Through his research, Díaz learned that that smuggling across both sides of the border in 19th century developed as a result of high tariffs on imported goods, which made everyday items very expensive and turned local commerce into international trade.

“Where it was relatively easy in harbors like New York to enforce the tariffs, it was difficult to properly enforce trade along the border between Texas and Mexico because the Rio Grande was a giant zone of trade,” Díaz said.

Because there was very little incentive for people who moved items across the border to declare their goods and pay the proper taxes, early—and even a significant deal of current—smuggling isn’t done to carry over illegal goods, but is simply a method of tax evasion.

“Early smuggling was mainly done by average people who were just trying to make a living or survive,” Díaz said.  “The majority of smugglers were not gangsters, despite what the media would like to have us believe.”

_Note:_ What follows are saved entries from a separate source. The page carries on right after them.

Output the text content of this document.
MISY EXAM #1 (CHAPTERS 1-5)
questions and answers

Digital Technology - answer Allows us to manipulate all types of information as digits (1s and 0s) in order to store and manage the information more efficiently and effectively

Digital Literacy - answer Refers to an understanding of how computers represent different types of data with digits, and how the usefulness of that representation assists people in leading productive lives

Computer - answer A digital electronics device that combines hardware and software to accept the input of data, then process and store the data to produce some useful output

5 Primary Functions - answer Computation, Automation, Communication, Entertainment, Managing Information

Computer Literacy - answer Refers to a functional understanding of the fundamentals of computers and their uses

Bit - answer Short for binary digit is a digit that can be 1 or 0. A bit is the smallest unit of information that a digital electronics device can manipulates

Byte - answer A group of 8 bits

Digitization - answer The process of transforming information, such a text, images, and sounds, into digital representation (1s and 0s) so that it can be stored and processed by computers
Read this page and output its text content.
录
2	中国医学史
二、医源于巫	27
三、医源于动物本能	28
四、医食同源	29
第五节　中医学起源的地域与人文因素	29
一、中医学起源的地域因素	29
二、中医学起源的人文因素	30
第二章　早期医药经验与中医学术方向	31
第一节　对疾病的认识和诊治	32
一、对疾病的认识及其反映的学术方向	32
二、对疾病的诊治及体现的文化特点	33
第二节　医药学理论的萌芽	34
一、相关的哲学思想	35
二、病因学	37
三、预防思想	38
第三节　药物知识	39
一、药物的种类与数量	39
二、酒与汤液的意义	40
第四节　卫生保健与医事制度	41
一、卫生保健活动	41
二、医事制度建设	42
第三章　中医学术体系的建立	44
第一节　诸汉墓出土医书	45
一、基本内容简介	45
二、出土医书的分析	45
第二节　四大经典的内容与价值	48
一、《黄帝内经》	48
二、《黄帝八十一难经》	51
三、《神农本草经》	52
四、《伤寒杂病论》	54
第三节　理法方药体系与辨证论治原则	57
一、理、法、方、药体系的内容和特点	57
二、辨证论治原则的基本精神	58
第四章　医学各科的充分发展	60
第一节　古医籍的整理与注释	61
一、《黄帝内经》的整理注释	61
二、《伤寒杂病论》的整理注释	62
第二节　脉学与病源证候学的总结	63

Around the time the income tax was introduced in the U.S., the Mexican Revolution was well underway and tensions were mounting due to World War I.  Customs agents who once worked as tax men on the border transformed to bona fide border guards.

“The American government was very concerned about revolutionaries and spies,” Díaz said. “U.S. Customs agents tried desperately to stop the movement of prohibited goods, and the focus turned from taxing items to policing banned ones such and guns, alcohol, and later drugs.

“Also during that time, items like flour, sugar, gasoline and cloth were rationed in the U.S., but people in Mexico who were in need from the Revolution were starving and needed to eat. There was a lot of money to be made from smuggling these innocuous items across the border.

“Of course, there was violence involved even in the earliest days of smuggling, but I wanted to shift the focus from spectacular stories of violence and talk about how common smuggling really is,” Díaz said.

Border Contraband was produced after years of field work and archival research in Mexico and the U.S. during which Díaz noticed that there were some major shortcomings to the records he found, namely that information presented from newspapers written in English was one-sided and often formulaic in its portrayal of border smugglers, which also contributes to the notorious stereotype.